Religion, for its part, says that God, who is the source of it all, is outside nature. Now, don’t quote me as saying Henry Stapp says that God exists! He didn’t say that at all. Besides, he has no competence to talk about that as a physicist, because physics can’t deal with quality or consciousness. Nevertheless, for him to say that the fundamental process of nature is immaterial opens the door for a meeting of physics and faith. Both are speaking the same language in their own domain.

Q: Where does the Native American Church fit into your spiritual pantheon?

A: In 1990, when the Supreme Court stripped the Native American Church of its right to use peyote as its sacrament, Reuben Snake asked if I could help him write a book about the church [One Nation Under God] to respond to this horrendous injustice. One of my jobs was to hit the road and gather accounts of what the church has meant to people. I heard frequent reports of how lives were going down the drain with alcohol, etc., and it was the church that straightened them up. To my mind, the peyote plant is God’s flesh just like the bread in the Eucharist is regarded as Christ’s body. I believe peyote to be an “entheogen” — a “god-manifesting” or “god-containing” plant.

By the way, the Native American Church’s rights were restored in 1994, but there have been recent moves in the Senate that threaten Native American rights on other fronts.

Q: You were part of the LSD studies at Harvard in the 1960s with Aldous Huxley and Timothy Leary. How do you feel about the use of mind-altering drugs to attain a kind of mystical experience?

A: First, I have to say that during the three years I was involved with that Harvard study, LSD was not only legal but respectable. Before Tim went on his unfortunate careening course, it was a legitimate research project.

Though I did find evidence that, when recounted, the experiences of the Harvard group and those of mystics were impossible to tell apart — descriptively indistinguishable — that’s not the last word. There is still a question about the truth of the disclosure. Was the drug-induced mystical experience just an emotional jag that messed up some neural connections? Or was it a genuine disclosure, an epiphany?

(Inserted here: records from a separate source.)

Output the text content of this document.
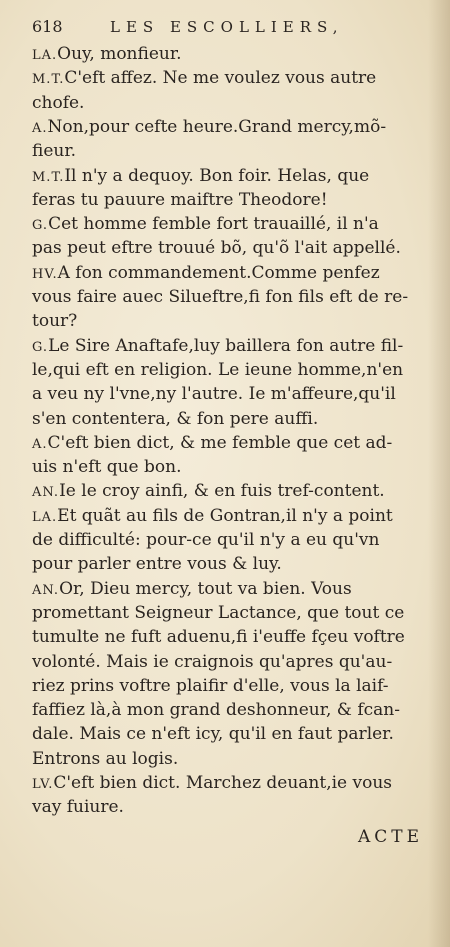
618	LES ESCOLLIERS,
LA.Ouy, monfieur.
M.T.C'eft affez. Ne me voulez vous autre
chofe.
A.Non,pour cefte heure.Grand mercy,mõ-
fieur.
M.T.Il n'y a dequoy. Bon foir. Helas, que
feras tu pauure maiftre Theodore!
G.Cet homme femble fort trauaillé, il n'a
pas peut eftre trouué bõ, qu'õ l'ait appellé.
HV.A fon commandement.Comme penfez
vous faire auec Silueftre,fi fon fils eft de re-
tour?
G.Le Sire Anaftafe,luy baillera fon autre fil-
le,qui eft en religion. Le ieune homme,n'en
a veu ny l'vne,ny l'autre. Ie m'affeure,qu'il
s'en contentera, & fon pere auffi.
A.C'eft bien dict, & me femble que cet ad-
uis n'eft que bon.
AN.Ie le croy ainfi, & en fuis tref-content.
LA.Et quãt au fils de Gontran,il n'y a point
de difficulté: pour-ce qu'il n'y a eu qu'vn
pour parler entre vous & luy.
AN.Or, Dieu mercy, tout va bien. Vous
promettant Seigneur Lactance, que tout ce
tumulte ne fuft aduenu,fi i'euffe fçeu voftre
volonté. Mais ie craignois qu'apres qu'au-
riez prins voftre plaifir d'elle, vous la laif-
faffiez là,à mon grand deshonneur, & fcan-
dale. Mais ce n'eft icy, qu'il en faut parler.
Entrons au logis.
LV.C'eft bien dict. Marchez deuant,ie vous
vay fuiure.
ACTE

Enclosed, or cocooned, in a solid religious context of belief and responsibility, entheogens have played an important part in human religious history. The Native American Church is a good example of this. But what about people who experience this outside of such a context, as most of the subjects at Harvard did? For some people, under some conditions, it can open new vistas, as William James says. But the heart of religion is not altered states but altered traits of character. For me, then, the test of a substance’s religious worth or validity is not what kind of far-out experience it can produce, but is the life improved by its use? That’s the test. Now, on that score, if you remove the “religious cocoon,” the experiences don’t seem to have much in the way of discernible, traceable effects. Certainly, they can open new vistas. But, as Ram Dass said, when you get the message, you should hang up. He did. He gave away his fortune and turned himself to good works. Tim Leary didn’t hang up.

Q: One of the roles of religion has been to help communities deal with death. In your own life, how has your faith helped you accommodate the inevitability of death?

A: I don’t have any fear of death. I do, however, have an inordinate fear of becoming dependent on other people. To me, that’s the severest test, not death.